Buffers and simultaneous-access textures allow resources to be read from by multiple command queues concurrently, while at the same time be written to by no more than one additional command queue. Some details on the D3D12_RESOURCE_FLAG_ALLOW_SIMULTANEOUS_ACCESS resource flag can be found in the D3D12_RESOURCE_FLAGS API documentation.

Since buffers and simultaneous-access textures must be readable by all GPU operations and write operations must not change the layout, the state of these resources always implicitly “decays” to D3D12_RESOURCE_STATE_COMMON when no GPU work using these resources is in flight.

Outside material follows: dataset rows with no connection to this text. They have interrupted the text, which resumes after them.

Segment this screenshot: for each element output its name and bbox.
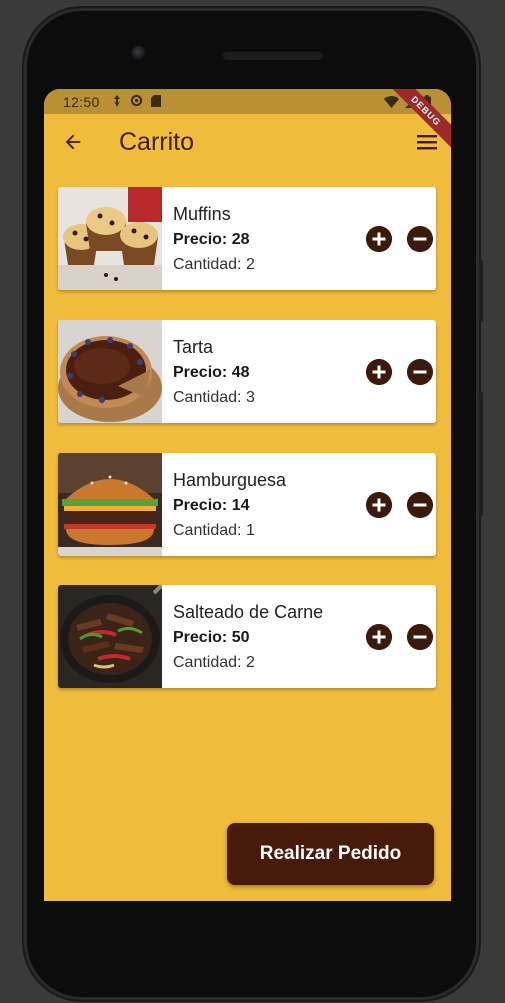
remove-quantity-button[interactable] — [407, 624, 433, 650]
cart-item-card: Muffins Precio: 28 Cantidad: 2 — [58, 187, 436, 290]
cart-item-card: Hamburguesa Precio: 14 Cantidad: 1 — [58, 453, 436, 556]
volume-button — [479, 260, 483, 322]
item-quantity: Cantidad: 2 — [173, 654, 255, 671]
item-quantity: Cantidad: 1 — [173, 522, 255, 539]
remove-quantity-button[interactable] — [407, 226, 433, 252]
remove-quantity-button[interactable] — [407, 492, 433, 518]
power-button — [479, 392, 483, 516]
add-quantity-button[interactable] — [366, 624, 392, 650]
app-bar: Carrito — [44, 114, 451, 170]
item-name: Salteado de Carne — [173, 602, 324, 622]
item-price: Precio: 14 — [173, 497, 250, 514]
front-camera — [132, 46, 146, 60]
status-time: 12:50 — [63, 94, 100, 110]
remove-quantity-button[interactable] — [407, 359, 433, 385]
item-name: Tarta — [173, 337, 214, 357]
earpiece-speaker — [222, 50, 324, 60]
item-name: Hamburguesa — [173, 470, 287, 490]
add-quantity-button[interactable] — [366, 226, 392, 252]
place-order-button[interactable]: Realizar Pedido — [227, 823, 434, 885]
settings-icon — [130, 94, 143, 107]
status-notification-icons — [112, 94, 161, 107]
add-quantity-button[interactable] — [366, 492, 392, 518]
item-price: Precio: 50 — [173, 629, 250, 646]
menu-icon[interactable] — [417, 134, 437, 150]
data-saver-icon — [114, 94, 120, 107]
item-quantity: Cantidad: 3 — [173, 389, 255, 406]
status-bar: 12:50 DEBUG — [44, 89, 451, 156]
hamburger-image — [58, 453, 162, 556]
muffins-image — [58, 187, 162, 290]
arrow-back-icon[interactable] — [62, 131, 84, 153]
item-price: Precio: 48 — [173, 364, 250, 381]
add-quantity-button[interactable] — [366, 359, 392, 385]
cart-item-card: Tarta Precio: 48 Cantidad: 3 — [58, 320, 436, 423]
stir-fry-image — [58, 585, 162, 688]
item-price: Precio: 28 — [173, 231, 250, 248]
tart-image — [58, 320, 162, 423]
sd-card-icon — [151, 94, 161, 107]
app-screen: 12:50 DEBUG Carrito Muffins Precio: 28 C… — [44, 89, 451, 901]
wifi-icon — [384, 95, 399, 108]
item-quantity: Cantidad: 2 — [173, 256, 255, 273]
page-title: Carrito — [119, 128, 195, 156]
cart-item-card: Salteado de Carne Precio: 50 Cantidad: 2 — [58, 585, 436, 688]
item-name: Muffins — [173, 204, 231, 224]
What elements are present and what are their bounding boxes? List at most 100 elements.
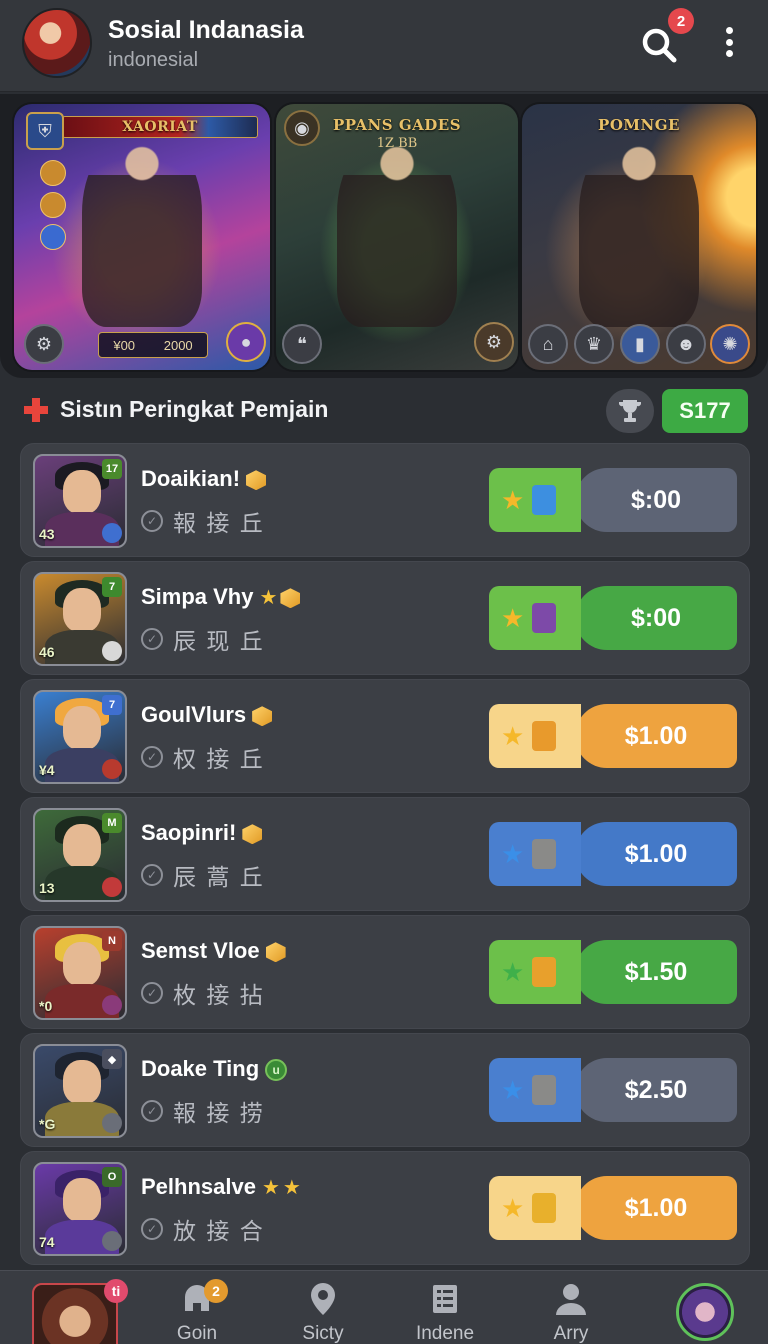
crown-icon[interactable]: ♛ xyxy=(574,324,614,364)
balance-chip[interactable]: S177 xyxy=(662,389,748,433)
ranking-row[interactable]: 7 46 Simpa Vhy ★ ✓ 辰 现 丘 ★ $:00 xyxy=(20,561,750,675)
compass-icon[interactable]: ✺ xyxy=(710,324,750,364)
more-menu-button[interactable] xyxy=(714,22,744,62)
player-level: 46 xyxy=(39,644,55,660)
price-label: $1.00 xyxy=(575,822,737,886)
nav-label: Arry xyxy=(553,1323,589,1344)
check-circle-icon: ✓ xyxy=(141,746,163,768)
reward-preview: ★ xyxy=(489,704,581,768)
class-icon xyxy=(102,641,122,661)
skill-icon[interactable] xyxy=(40,224,66,250)
player-level: 74 xyxy=(39,1234,55,1250)
player-avatar[interactable]: O 74 xyxy=(33,1162,127,1256)
player-name: Doake Ting xyxy=(141,1056,260,1081)
player-avatar[interactable]: ◆ *G xyxy=(33,1044,127,1138)
profile-avatar[interactable] xyxy=(676,1283,734,1341)
ranking-row[interactable]: N *0 Semst Vloe ✓ 枚 接 拈 ★ $1.50 xyxy=(20,915,750,1029)
medal-icon[interactable]: ● xyxy=(226,322,266,362)
home-icon[interactable]: ⌂ xyxy=(528,324,568,364)
plus-icon xyxy=(22,396,50,424)
player-name-line: GoulVlurs xyxy=(141,702,273,728)
reward-item-icon xyxy=(532,957,557,987)
nav-item-indene[interactable]: Indene xyxy=(400,1279,490,1344)
app-subtitle: indonesial xyxy=(108,49,199,71)
class-icon xyxy=(102,523,122,543)
player-avatar[interactable]: 17 43 xyxy=(33,454,127,548)
player-subtitle-line: ✓ 辰 蒿 丘 xyxy=(141,858,265,892)
location-pin-icon xyxy=(303,1279,343,1319)
player-name: GoulVlurs xyxy=(141,702,247,727)
ranking-row[interactable]: 17 43 Doaikian! ✓ 報 接 丘 ★ $:00 xyxy=(20,443,750,557)
ranking-row[interactable]: O 74 Pelhnsalve ★ ★ ✓ 放 接 合 ★ $1.00 xyxy=(20,1151,750,1265)
player-name-line: Saopinri! xyxy=(141,820,263,846)
hero-character-image xyxy=(579,136,699,327)
trophy-button[interactable] xyxy=(606,389,654,433)
price-label: $1.00 xyxy=(575,704,737,768)
gear-icon[interactable]: ⚙ xyxy=(474,322,514,362)
player-name: Pelhnsalve xyxy=(141,1174,256,1199)
mask-icon[interactable]: ☻ xyxy=(666,324,706,364)
bottom-navigation: ti 2 Goin Sicty Indene Arry xyxy=(0,1270,768,1344)
check-circle-icon: ✓ xyxy=(141,864,163,886)
player-avatar[interactable]: N *0 xyxy=(33,926,127,1020)
price-button[interactable]: ★ $1.00 xyxy=(489,1176,737,1240)
player-subtitle: 辰 蒿 丘 xyxy=(173,864,265,890)
nav-item-sicty[interactable]: Sicty xyxy=(278,1279,368,1344)
shield-icon: ⛨ xyxy=(26,112,64,150)
reward-item-icon xyxy=(532,839,557,869)
reward-preview: ★ xyxy=(489,1058,581,1122)
price-button[interactable]: ★ $:00 xyxy=(489,468,737,532)
gem-icon xyxy=(242,824,263,845)
nav-item-goin[interactable]: 2 Goin xyxy=(152,1279,242,1344)
ranking-row[interactable]: M 13 Saopinri! ✓ 辰 蒿 丘 ★ $1.00 xyxy=(20,797,750,911)
star-icon: ★ xyxy=(259,587,278,610)
check-circle-icon: ✓ xyxy=(141,628,163,650)
notification-badge: 2 xyxy=(668,8,694,34)
player-avatar[interactable]: 7 ¥4 xyxy=(33,690,127,784)
nav-avatar-badge: ti xyxy=(104,1279,128,1303)
search-icon xyxy=(642,28,677,63)
price-label: $1.50 xyxy=(575,940,737,1004)
ranking-row[interactable]: ◆ *G Doake Ting u ✓ 報 接 捞 ★ $2.50 xyxy=(20,1033,750,1147)
featured-card-3[interactable]: POMNGE ⌂ ♛ ▮ ☻ ✺ xyxy=(522,104,756,370)
featured-card-1[interactable]: XAORIAT ⛨ ¥00 2000 ⚙ ● xyxy=(14,104,270,370)
list-icon xyxy=(425,1279,465,1319)
player-subtitle-line: ✓ 放 接 合 xyxy=(141,1212,265,1246)
price-button[interactable]: ★ $1.50 xyxy=(489,940,737,1004)
score-left: ¥00 xyxy=(113,337,136,353)
player-name: Simpa Vhy xyxy=(141,584,254,609)
featured-card-2[interactable]: PPANS GADES 1Z BB ◉ ❝ ⚙ xyxy=(276,104,518,370)
chat-icon[interactable]: ❝ xyxy=(282,324,322,364)
reward-preview: ★ xyxy=(489,940,581,1004)
price-button[interactable]: ★ $:00 xyxy=(489,586,737,650)
player-avatar[interactable]: M 13 xyxy=(33,808,127,902)
nav-badge: 2 xyxy=(204,1279,228,1303)
skill-icon[interactable] xyxy=(40,160,66,186)
check-circle-icon: ✓ xyxy=(141,1218,163,1240)
player-level: 13 xyxy=(39,880,55,896)
skill-icon[interactable] xyxy=(40,192,66,218)
gem-icon xyxy=(252,706,273,727)
check-circle-icon: ✓ xyxy=(141,510,163,532)
player-subtitle-line: ✓ 報 接 捞 xyxy=(141,1094,265,1128)
more-vertical-icon xyxy=(725,27,733,34)
price-button[interactable]: ★ $2.50 xyxy=(489,1058,737,1122)
app-avatar[interactable] xyxy=(22,8,92,78)
price-button[interactable]: ★ $1.00 xyxy=(489,704,737,768)
nav-item-arry[interactable]: Arry xyxy=(526,1279,616,1344)
star-icon: ★ xyxy=(501,957,525,987)
player-subtitle: 辰 现 丘 xyxy=(173,628,265,654)
player-subtitle: 報 接 捞 xyxy=(173,1100,265,1126)
nav-label: Goin xyxy=(176,1323,218,1344)
player-level: *0 xyxy=(39,998,53,1014)
price-button[interactable]: ★ $1.00 xyxy=(489,822,737,886)
card-icon[interactable]: ▮ xyxy=(620,324,660,364)
player-avatar[interactable]: 7 46 xyxy=(33,572,127,666)
rank-corner-badge: O xyxy=(102,1167,122,1187)
player-level: 43 xyxy=(39,526,55,542)
reward-item-icon xyxy=(532,603,557,633)
ranking-row[interactable]: 7 ¥4 GoulVlurs ✓ 权 接 丘 ★ $1.00 xyxy=(20,679,750,793)
class-icon xyxy=(102,1231,122,1251)
reward-preview: ★ xyxy=(489,1176,581,1240)
gear-icon[interactable]: ⚙ xyxy=(24,324,64,364)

In other words, the state and layout of buffers and simultaneous-access textures always meet D3D12_RESOURCE_STATE_COMMON rule (2) above.

Some Best Practices

Take advantage of COMMON state promotion and decay

  • You know you hate to leave good performance laying on the table.
  • If you make a mistake the debug layer has your back in most cases.

Use the AssertResourceState debug layer API’s

Avoid explicit transitions to D3D12_RESOURCE_STATE_COMMON.

  • A transition to the COMMON state is always a pipeline stall and can often induce a cache flush and decompress operation.
  • If such a transition is necessary, do it as late as possible.

Consider using split-barriers

  • A split-barrier lets a driver optimize scheduling of resource transition between specified begin and end points.

Batch ResourceBarrier Calls

  • Reduces DDI overhead

Avoid transitioning from one read state to another

  • It is okay to logically combine read states into a single state value.
  • D3D12_RESOURCE_STATE_GENERIC_READ is literally a bitwise-or of other READ state bits.